Tip Three: Turn Past Mistakes into the Source of Your Growth
Consider whether you would do things differently if you find yourself in a similar situation in the future. Write down the answer. Focus on controlling your regret today.
Write down one or two changes you can make and the steps you can take to achieve them. For example, Reagan suggests, if you regret past relationships, you should analyze those moments, stages, parts of them that traumatized you. Thus, you will determine the boundaries that you would like to set in future relationships.
Reagan emphasizes that our regrets often have layers that we don’t notice or realize. They consist of fears and shame about the way we were, if it didn’t fit the way we wanted to be.
Let’s thank ourselves for our mistakes, look at the sky and take the next step.
The psychologist urges us to stop being a prosecutor in relation to ourselves, because we have the right to be imperfect, to make mistakes. And the recognition of this fact is crucial. After all, if we did not get the opportunity to make mistakes, we would never be able to do anything useful.

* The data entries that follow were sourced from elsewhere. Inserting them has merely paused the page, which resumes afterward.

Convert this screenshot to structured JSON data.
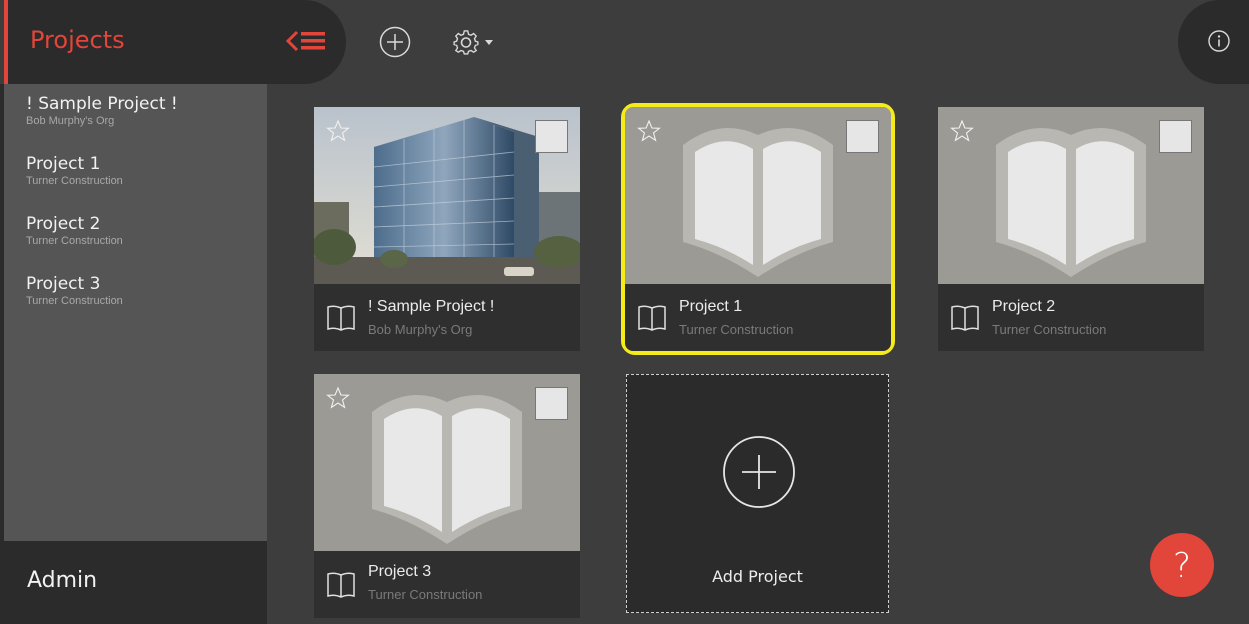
{
  "header": {
    "title": "Projects",
    "collapse_icon": "collapse-menu-icon",
    "add_icon": "plus-circle-icon",
    "settings_icon": "gear-dropdown-icon",
    "info_icon": "info-icon"
  },
  "sidebar": {
    "items": [
      {
        "name": "! Sample Project !",
        "org": "Bob Murphy's Org"
      },
      {
        "name": "Project 1",
        "org": "Turner Construction"
      },
      {
        "name": "Project 2",
        "org": "Turner Construction"
      },
      {
        "name": "Project 3",
        "org": "Turner Construction"
      }
    ],
    "admin_label": "Admin"
  },
  "cards": [
    {
      "name": "! Sample Project !",
      "org": "Bob Murphy's Org",
      "thumb": "building-photo",
      "selected": false
    },
    {
      "name": "Project 1",
      "org": "Turner Construction",
      "thumb": "book-icon",
      "selected": true
    },
    {
      "name": "Project 2",
      "org": "Turner Construction",
      "thumb": "book-icon",
      "selected": false
    },
    {
      "name": "Project 3",
      "org": "Turner Construction",
      "thumb": "book-icon",
      "selected": false
    }
  ],
  "add_project": {
    "label": "Add Project"
  },
  "help": {
    "label": "?"
  },
  "colors": {
    "accent": "#e2453a",
    "selected_outline": "#f5ea1a",
    "background": "#3d3d3d",
    "sidebar": "#555556",
    "dark": "#2b2b2b"
  }
}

We think about our past, about right and wrong choices. It is necessary to realize and accept that the wrong steps are not only possible, but must be done as often as the right ones. We are made to make mistakes.
If our brain responses were limited to optimal solutions in every situation and never mixed illusions, trust in deceivers, choosing dead ends and wrong turns at forks, then we would remain the same today and always. We would lose the possibility of development, become ossified or turned into that same pillar of salt.
But, fortunately, people can make mistakes. Let’s thank ourselves for our mistakes, look at the sky and take the next step.